The “Power Rangers” movie also offers a new take on some of the characters in the superhero series — including Billy, the blue ranger, who is also on the autism spectrum. Power Rangers’ creator Haim Saban expressed a similar goal in his decision to place Billy on the autism spectrum. In both portrayals, writers were careful to avoid caricatures. Billy’s signs of autism are at times as subtle as expressing anxiety in new situations or shouting when his peers are trying to stay quiet. “With the feature film, we wanted to continue to reinforce core brand messages of inclusivity, diversity and empowerment,” Saban said in an emailed statement.
To show people with disabilities in the light of power, that is something extraordinary…if someone has social anxiety and might learn differently or work differently than you do, that doesn’t mean that they cannot have productive lives.
Disability advocates say the thoughtfulness put into both the Sesame Street and Power Rangers’ characters paid off.
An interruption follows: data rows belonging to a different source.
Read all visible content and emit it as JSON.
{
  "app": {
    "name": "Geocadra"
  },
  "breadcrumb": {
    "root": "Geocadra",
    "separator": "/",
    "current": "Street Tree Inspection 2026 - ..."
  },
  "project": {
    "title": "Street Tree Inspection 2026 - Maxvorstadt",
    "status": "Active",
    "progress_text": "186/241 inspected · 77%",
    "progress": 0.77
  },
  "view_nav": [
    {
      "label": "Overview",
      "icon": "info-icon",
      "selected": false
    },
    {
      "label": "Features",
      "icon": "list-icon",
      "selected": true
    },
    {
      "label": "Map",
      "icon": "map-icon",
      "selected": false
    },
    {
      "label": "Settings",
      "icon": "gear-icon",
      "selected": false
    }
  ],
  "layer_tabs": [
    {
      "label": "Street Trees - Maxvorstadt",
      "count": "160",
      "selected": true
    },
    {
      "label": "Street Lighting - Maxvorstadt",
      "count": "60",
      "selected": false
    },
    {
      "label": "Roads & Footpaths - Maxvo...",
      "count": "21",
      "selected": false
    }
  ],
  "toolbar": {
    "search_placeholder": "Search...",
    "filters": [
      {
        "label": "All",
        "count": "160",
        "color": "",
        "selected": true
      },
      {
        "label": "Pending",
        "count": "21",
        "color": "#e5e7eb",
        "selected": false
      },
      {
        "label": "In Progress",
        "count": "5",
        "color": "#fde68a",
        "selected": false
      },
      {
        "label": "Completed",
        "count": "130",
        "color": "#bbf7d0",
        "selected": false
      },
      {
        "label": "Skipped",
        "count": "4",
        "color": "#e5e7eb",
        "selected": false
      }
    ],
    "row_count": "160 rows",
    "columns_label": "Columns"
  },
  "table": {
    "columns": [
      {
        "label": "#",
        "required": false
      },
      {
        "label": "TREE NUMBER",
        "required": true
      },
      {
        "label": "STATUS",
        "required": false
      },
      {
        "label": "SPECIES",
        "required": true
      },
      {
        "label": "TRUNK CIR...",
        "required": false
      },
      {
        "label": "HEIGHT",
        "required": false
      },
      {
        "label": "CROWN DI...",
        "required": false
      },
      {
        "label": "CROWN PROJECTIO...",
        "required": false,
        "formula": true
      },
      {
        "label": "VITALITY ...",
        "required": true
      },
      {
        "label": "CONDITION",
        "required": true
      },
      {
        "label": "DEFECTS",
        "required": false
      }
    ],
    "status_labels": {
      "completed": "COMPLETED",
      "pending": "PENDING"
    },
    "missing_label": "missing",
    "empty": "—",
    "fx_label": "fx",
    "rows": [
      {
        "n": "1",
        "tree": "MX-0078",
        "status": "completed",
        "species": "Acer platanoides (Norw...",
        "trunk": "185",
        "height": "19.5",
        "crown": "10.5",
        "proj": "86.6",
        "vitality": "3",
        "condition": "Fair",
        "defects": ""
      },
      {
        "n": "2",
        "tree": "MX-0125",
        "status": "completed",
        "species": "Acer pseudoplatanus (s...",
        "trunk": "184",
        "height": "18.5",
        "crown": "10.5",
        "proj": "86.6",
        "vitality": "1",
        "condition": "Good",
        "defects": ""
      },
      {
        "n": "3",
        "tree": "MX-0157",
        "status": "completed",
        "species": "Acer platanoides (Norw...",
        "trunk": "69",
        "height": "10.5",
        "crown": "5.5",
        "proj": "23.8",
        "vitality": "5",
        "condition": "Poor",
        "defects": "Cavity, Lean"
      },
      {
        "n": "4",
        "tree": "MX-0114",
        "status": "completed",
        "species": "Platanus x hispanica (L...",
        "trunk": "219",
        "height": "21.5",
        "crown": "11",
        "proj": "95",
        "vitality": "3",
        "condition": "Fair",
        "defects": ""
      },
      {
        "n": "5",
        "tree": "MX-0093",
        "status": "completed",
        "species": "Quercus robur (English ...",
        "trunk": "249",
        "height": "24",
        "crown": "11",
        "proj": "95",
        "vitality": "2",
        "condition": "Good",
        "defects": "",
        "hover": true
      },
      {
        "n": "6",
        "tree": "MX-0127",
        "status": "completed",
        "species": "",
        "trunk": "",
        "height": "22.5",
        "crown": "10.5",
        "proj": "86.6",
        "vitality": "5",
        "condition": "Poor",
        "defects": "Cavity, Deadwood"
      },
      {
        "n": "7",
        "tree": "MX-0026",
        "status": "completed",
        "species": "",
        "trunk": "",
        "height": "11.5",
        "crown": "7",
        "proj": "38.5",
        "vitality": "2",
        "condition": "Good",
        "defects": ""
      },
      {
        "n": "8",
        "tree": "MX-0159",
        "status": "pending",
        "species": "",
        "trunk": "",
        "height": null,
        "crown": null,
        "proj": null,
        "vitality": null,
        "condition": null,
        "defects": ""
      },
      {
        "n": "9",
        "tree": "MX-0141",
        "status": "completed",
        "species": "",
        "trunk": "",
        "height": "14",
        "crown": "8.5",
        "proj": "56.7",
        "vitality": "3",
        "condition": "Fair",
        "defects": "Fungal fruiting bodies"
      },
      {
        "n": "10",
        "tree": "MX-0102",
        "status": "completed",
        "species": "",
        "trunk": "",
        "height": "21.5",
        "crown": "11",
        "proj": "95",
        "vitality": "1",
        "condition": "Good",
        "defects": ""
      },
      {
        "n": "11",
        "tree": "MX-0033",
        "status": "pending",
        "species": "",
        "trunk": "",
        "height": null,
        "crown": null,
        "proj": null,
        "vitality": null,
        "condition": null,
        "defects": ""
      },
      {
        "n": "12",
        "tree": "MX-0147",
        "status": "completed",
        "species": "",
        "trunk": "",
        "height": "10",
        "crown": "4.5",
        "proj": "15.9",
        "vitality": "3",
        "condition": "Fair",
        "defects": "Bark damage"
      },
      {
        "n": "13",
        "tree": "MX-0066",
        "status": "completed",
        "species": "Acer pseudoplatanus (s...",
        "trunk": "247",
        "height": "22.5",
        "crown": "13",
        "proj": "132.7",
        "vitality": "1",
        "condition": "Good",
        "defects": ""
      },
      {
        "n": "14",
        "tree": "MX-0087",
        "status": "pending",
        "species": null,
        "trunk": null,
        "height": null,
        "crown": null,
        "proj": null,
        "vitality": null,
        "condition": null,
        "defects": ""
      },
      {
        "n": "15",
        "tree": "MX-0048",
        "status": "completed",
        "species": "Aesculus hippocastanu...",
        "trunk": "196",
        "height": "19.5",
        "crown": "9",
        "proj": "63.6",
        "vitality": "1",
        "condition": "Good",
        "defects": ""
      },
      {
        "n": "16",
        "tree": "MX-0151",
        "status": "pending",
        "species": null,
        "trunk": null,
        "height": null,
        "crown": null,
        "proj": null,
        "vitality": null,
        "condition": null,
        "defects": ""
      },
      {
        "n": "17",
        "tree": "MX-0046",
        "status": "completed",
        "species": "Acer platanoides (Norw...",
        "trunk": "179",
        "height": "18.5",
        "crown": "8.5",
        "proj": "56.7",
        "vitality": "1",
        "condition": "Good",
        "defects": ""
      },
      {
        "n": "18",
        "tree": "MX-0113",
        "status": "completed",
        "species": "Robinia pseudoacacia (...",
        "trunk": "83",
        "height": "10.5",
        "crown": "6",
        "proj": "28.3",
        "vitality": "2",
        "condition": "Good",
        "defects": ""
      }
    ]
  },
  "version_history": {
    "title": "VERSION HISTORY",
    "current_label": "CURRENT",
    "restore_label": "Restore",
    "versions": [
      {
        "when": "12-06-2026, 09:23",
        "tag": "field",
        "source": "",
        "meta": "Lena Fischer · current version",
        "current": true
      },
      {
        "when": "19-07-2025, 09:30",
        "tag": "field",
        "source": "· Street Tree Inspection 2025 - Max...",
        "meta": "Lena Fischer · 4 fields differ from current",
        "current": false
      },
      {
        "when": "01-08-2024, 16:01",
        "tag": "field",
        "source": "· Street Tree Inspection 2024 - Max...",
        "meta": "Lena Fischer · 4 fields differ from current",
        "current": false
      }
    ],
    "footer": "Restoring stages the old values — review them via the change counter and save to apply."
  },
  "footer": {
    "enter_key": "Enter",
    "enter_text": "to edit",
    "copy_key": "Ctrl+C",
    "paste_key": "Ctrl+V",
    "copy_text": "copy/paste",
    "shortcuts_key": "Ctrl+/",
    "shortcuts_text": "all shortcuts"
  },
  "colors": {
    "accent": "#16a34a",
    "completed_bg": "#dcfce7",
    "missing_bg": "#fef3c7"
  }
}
In the case of the Power Rangers, Archer pointed out that Billy finds his power in interacting with his fellow power rangers. Julia, who has a multitude of friends, is generally happy in contrast to other fictionalized people with autism who are often depicted as depressed or lonely.
“To show people with disabilities in the light of power, that is something extraordinary,” said Charles Archer, CEO of the THRIVE NETWORK. Archer said helping children understand autism at an early age provides exciting prospects for the next generation. “It means they are going to grow up into teens and adults understanding that if someone has social anxiety and might learn differently or work differently than you do, that doesn’t mean that they cannot have productive lives,” Archer said.
The new shows, which notably have broad appeal, display “immense progress” and goes a step further in setting an example on how to create inclusive and welcoming environments for our friends that may be affected by symptoms of Autism Spectrum Disorder. So the question to consider this month are not whether you’ve worn the signature blue color, or posted on your social media accounts to show-and-prove awareness, but rather:
Have you admitted autistic people into your group–your school, your workplace, your home, your social circles, your ways of understanding?
If not, you haven’t conquered the acceptance step yet. Conquering that step means taking autistic people as they are, learning from them, and listening to them. That takes work. We need good, useful research, and educational, healthcare, family and workplace protections more than ever, to support the autistic community against stigmas and discrimination.